Immigration cuts freeze up condo demand
In December, Statistics Canada posted news that would have been scarcely believable in previous years: Canada’s population contracted between July and October, falling by over 76,000 people after the federal government lowered immigration targets.
Just three years before, the national population surged by over a million people. That trend saw demand soar for rental units in Toronto and turned them into a red-hot commodity.
But its abrupt end has cooled that demand and caused a huge oversupply of tiny condos, owned by investors but no longer generating rental income.
“I see the condo market being a huge problem. It was overbuilt, and the population is not growing the way it was when people were coming over and needed to either buy or rent one,” Donaldson said.
“Now that the population isn’t growing, there’s not as much pent-up demand and that’s really cooled things. And investors have fled the market because they’re not seeing the appreciation that they had before.”
Even among first-time buyers, plenty of the spare condo inventory in Toronto is too small to enthuse many bidders.
But there’s a clear bright side to the market’s downturn: it’s also putting pressure on prices of larger condos, with buyers who want to live in those as a home no longer facing intense competition from investors for their purchase.

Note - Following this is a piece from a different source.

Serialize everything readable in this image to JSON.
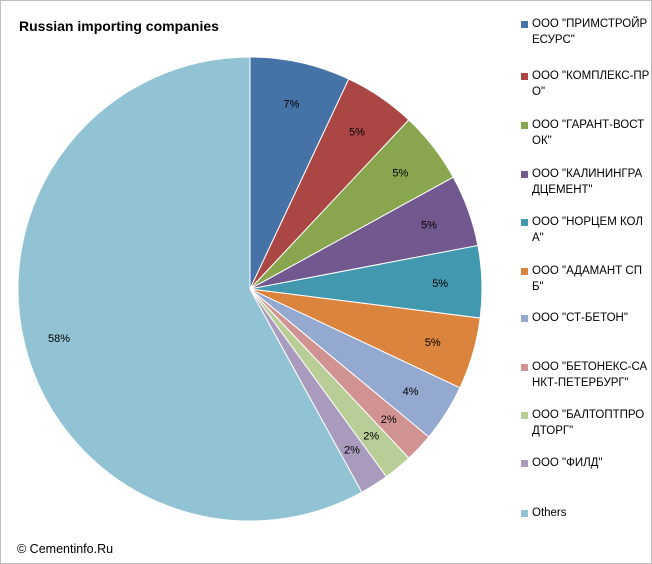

That might eventually bring about a more normal market, Donaldson said: one allowing renters to buy a property, boosted by lower prices, cooler demand and a better interest rate environment.
“Interest rates are reasonable now. They’re not high, they’re not low, but they’re reasonable,” he said. “And that’s really just for people who are going to be occupying the home.
“The investors are still kind of out of the market right now but the people who are going to buy a home, keep it for 10 or 15 years… I do think the market over the next year or two is [promising].”
Condo market’s construction nosedive expected to continue
Unsurprisingly, condo construction is also plummeting in Toronto as investors step back from the market. The 12-month moving average of condo starts peaked at 33,919 in August 2023 – but had slumped to just 10,198 by December 2025, with a further decline likely.
The sluggish condo sector is just one of the reasons for a bleak national outlook on housing starts, Canada Mortgage and Housing Corporation (CMHC) said on Tuesday, and it likely also means the excess inventory will eventually be absorbed even if it isn’t anytime soon.
“It will work itself out long-term. And then 2027, 2028, there’s not a lot of condos being built, so we think that’s going to help the recovery,” Donaldson said. “But the condo market is definitely a concern right now.”